Walking Onions
Walking Onions are classified as Allium Cepa var. Proliferum and also known as Tree Onions, Top Setting Onions and Egyptian Onions. They are a top-setting onion that produces a cluster of bulbils (little bulbs) on top of a tall stalk (pic to right). Each of those bulbils in the cluster, when planted, will produce a single onion the following season, and each single onion will produce a stalk with bulbils. It is very sustainable if you use the onions right away, or you can/pickle/freeze/dehydrate them for long-term use because they do not store well.
I culled most of my walking onions at the end of the 2022 season, with only a few stragglers that popped up on their own.
I am eternally grateful that I was introduced to them, because eventually they led me to potato onions, but walking onions neither store well nor do I care for the leathery slip/tab that runs up the side of the bulbs (see middle pic below). They are also smaller than potato onions, and have an oblong shape similar to shallots.
Plus, I prefer the taste of potato onions.
During 2023 I had an online chat with a gentleman who corrected me, saying I was supposed to be eating the bulbils, not the base bulbs. I accept that some people do that, but the bulbils are roughly the size of an American dime (barely quarter size at the largest) or pearl onion. I cannot imagine using those in recipes. I removed the skin from one and there was barely an onion inside.
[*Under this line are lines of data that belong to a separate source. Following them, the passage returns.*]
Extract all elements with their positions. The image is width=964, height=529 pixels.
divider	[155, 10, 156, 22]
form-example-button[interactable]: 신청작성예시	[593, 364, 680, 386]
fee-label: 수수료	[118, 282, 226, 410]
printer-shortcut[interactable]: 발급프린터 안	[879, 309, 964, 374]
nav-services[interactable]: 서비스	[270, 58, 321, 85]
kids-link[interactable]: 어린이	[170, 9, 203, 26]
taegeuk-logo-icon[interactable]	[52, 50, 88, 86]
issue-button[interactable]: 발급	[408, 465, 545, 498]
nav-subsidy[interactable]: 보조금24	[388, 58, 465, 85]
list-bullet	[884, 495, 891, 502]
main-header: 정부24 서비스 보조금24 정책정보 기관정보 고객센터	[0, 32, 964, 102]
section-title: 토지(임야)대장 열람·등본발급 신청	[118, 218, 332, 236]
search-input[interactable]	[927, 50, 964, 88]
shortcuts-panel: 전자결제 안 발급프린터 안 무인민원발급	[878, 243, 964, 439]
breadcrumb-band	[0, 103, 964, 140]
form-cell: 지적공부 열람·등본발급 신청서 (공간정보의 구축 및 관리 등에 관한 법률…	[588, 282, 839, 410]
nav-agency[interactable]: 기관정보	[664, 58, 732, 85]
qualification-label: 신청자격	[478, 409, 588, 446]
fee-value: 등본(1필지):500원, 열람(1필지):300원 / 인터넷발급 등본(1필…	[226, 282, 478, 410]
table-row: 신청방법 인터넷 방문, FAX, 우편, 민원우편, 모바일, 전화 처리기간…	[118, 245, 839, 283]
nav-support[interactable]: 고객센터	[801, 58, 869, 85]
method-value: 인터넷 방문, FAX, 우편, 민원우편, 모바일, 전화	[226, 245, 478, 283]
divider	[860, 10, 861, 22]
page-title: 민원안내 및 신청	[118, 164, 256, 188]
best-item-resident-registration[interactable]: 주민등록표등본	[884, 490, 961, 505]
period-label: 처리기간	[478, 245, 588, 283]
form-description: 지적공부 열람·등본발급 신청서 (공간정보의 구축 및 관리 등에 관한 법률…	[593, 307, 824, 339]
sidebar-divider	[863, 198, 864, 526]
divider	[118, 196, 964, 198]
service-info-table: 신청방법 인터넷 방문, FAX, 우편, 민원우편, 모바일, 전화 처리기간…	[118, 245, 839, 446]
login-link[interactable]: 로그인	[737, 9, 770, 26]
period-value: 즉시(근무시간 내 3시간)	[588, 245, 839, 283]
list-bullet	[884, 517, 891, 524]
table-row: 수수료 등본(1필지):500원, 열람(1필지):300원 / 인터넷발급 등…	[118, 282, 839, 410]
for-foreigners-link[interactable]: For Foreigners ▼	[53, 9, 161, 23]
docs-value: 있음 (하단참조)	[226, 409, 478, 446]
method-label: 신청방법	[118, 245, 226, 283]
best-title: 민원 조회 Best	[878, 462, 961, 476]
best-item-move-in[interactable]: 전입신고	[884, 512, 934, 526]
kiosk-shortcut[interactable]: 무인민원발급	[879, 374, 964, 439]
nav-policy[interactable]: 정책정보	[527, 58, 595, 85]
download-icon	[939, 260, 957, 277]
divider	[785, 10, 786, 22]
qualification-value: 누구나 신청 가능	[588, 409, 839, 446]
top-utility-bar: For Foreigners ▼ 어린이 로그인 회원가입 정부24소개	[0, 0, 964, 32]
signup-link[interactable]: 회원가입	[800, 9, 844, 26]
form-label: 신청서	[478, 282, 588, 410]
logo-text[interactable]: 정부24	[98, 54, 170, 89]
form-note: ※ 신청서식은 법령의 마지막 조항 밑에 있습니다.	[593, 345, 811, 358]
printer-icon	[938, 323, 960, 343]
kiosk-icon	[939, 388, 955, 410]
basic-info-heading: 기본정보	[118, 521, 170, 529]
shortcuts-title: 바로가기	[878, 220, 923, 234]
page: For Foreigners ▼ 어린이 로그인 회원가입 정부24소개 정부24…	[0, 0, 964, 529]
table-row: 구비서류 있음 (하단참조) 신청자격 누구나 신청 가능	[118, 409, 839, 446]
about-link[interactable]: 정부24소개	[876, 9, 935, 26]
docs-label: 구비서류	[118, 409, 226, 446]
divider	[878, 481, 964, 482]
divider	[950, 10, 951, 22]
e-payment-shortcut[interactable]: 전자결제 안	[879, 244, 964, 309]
To each his or her own! It's not for me.
2024 I gave away the last of my bulbils and that completed my journey with walking onions. I will no longer grow them.
8/25/2021 2000+ bulbils harvested and given to a friend who spread them on her 40 acres.
9/24/2021 This is one of the cured walking onions showing the leathery slip/tab outside each bulb that was the stalk for the bulbils. As you can see, walking onion base bulbs aren't very large.
9/24/2021 Unwanted growth that happened while curing.
Walking Onions Dividing
November 15, 2023 - Today I received an email from a wonderful woman in New Zealand who said, "Our [walking onions] do reproduce just like the potato onion in the ground bulbing out from one onion or from one bulbil we will get a whole cluster of onions..."
I was curious so I went out to my garden to dig up one of the walking onions that survived the cull (see pics below). It was a single bulb, but peeling back the skin and opening it, the bulb had divided seven times.
I have a couple more walking onions that survived the cull so I will leave them in the ground through the 2024 season. Based on what I saw today, I'm pretty sure they will divide.
Some questions I had:
Will each division produce nice size usable base bulbs?
Answer: No, there were no sizeable bulbs worth using in recipes.Will each base bulb send up a stalk with bulbils?
Answer: Five of six sent up seed stalks.Will they simply be green onions that neither produce bulbs nor bulbil stalks?
Answer: There were no bulbs, per se, so more the size of green onions, but they did produce seed stalks and bulbils.Will they be more akin to bunching onions (aka, Allium fistulosum)?
Answer: No, the did not resemble bunching onions; they were definitely walking onions.
This Egyptian Walking Onion was in the ground for two years. It may have been a bulb that survived the cull, or a bulbil that planted itself.
Digging it up, there was a single bulb.
Peeling back the skin reveled that it had divided.
Pulling apart the bulb, it had divided seven times.